Radiosensitization by misonidazole of fractionated X-rays was determined by measuring the reduction in X-ray dose required for the local control of 50% of implanted tumours. If any 2 out of 5 fractions in 4 days' overall time (5F/4D) were treated with 0·3 mg/g of misonidazole, a sensitizer enhancement ratio (SER) of 1·3 was observed. This suggests that reoxygenation did not bring the oxic cell population up to a significant proportion of the surviving cells at any time after the first fraction. If all 5 fractions were treated with 0·3 mg/g misonidazole, the SER increased to 1.51. If 2 further injections were given after each fraction, so prolonging the contact time to 5-6 h, a SER of 1·59 was obtained. This increase was just significant and suggests negligible hypoxic cell cytotoxicity by misonidazole in this tumour.
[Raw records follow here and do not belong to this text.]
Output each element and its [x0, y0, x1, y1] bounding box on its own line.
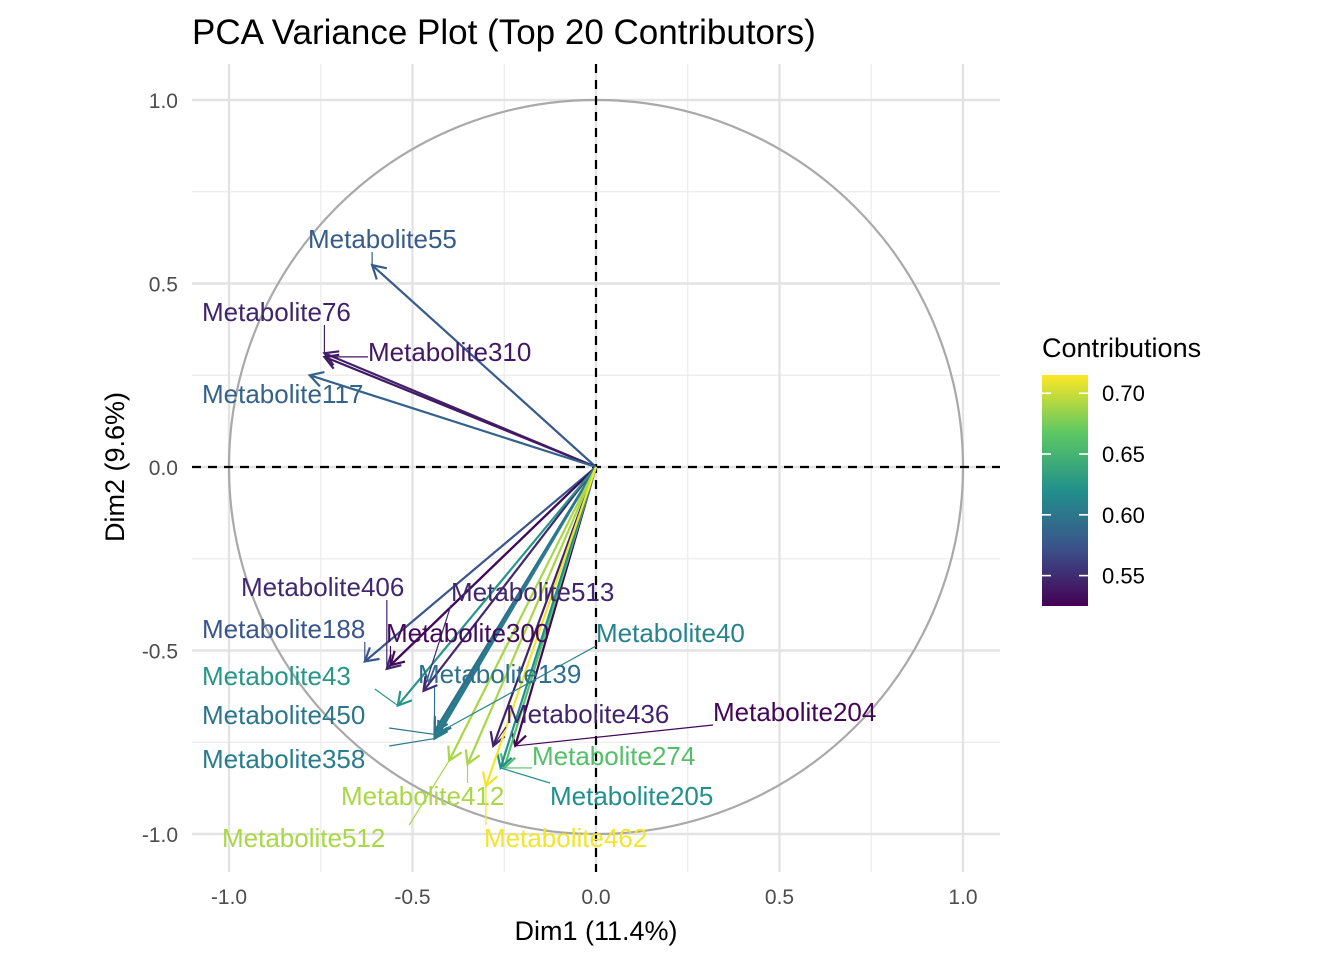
label-leader-line [434, 645, 597, 736]
y-tick-label: -0.5 [142, 641, 178, 664]
variable-label: Metabolite117 [202, 379, 363, 409]
arrow-shaft [433, 466, 597, 740]
label-leader-line [492, 726, 507, 747]
x-axis-label: Dim1 (11.4%) [514, 916, 677, 946]
arrow-shaft [422, 466, 597, 692]
variable-label: Metabolite274 [532, 741, 695, 771]
variable-label: Metabolite300 [386, 618, 549, 648]
label-leader-line [515, 724, 714, 747]
variable-label: Metabolite40 [596, 618, 745, 648]
x-tick-label: 1.0 [948, 886, 977, 909]
variable-label: Metabolite204 [713, 697, 876, 727]
variable-label: Metabolite310 [368, 337, 531, 367]
label-leader-line [408, 760, 450, 826]
x-tick-label: -1.0 [211, 886, 247, 909]
y-tick-label: 1.0 [149, 90, 178, 113]
legend-tick-label: 0.65 [1102, 442, 1145, 467]
arrow-shaft [448, 466, 597, 762]
variable-label: Metabolite513 [451, 577, 614, 607]
variable-label: Metabolite139 [418, 659, 581, 689]
variable-label: Metabolite450 [202, 700, 365, 730]
y-axis-label: Dim2 (9.6%) [100, 392, 130, 542]
legend-tick-label: 0.70 [1102, 381, 1145, 406]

However, even this prolonged contact time was still short compared with that obtained in man because of the drug's longer half-life in the latter case. Twenty X-ray fractions in 9 days (20F/9D), each of 4·6 Gy with 0·2 mg/g misonidazole, gave an SER of 1·3. This is rather high for a multiple fraction schedule, and suggests that little reoxygenation had occurred. The optimum therapy of this tumour was determined by comparing the tumour control achieved by each fractionation schedule at the dose of X-rays related to a constant level of skin damage. Providing the overall time was not too long, 20 fractions of X-rays were better than 5 fractions. With misonidazole both schedules were improved to a uniformly high level.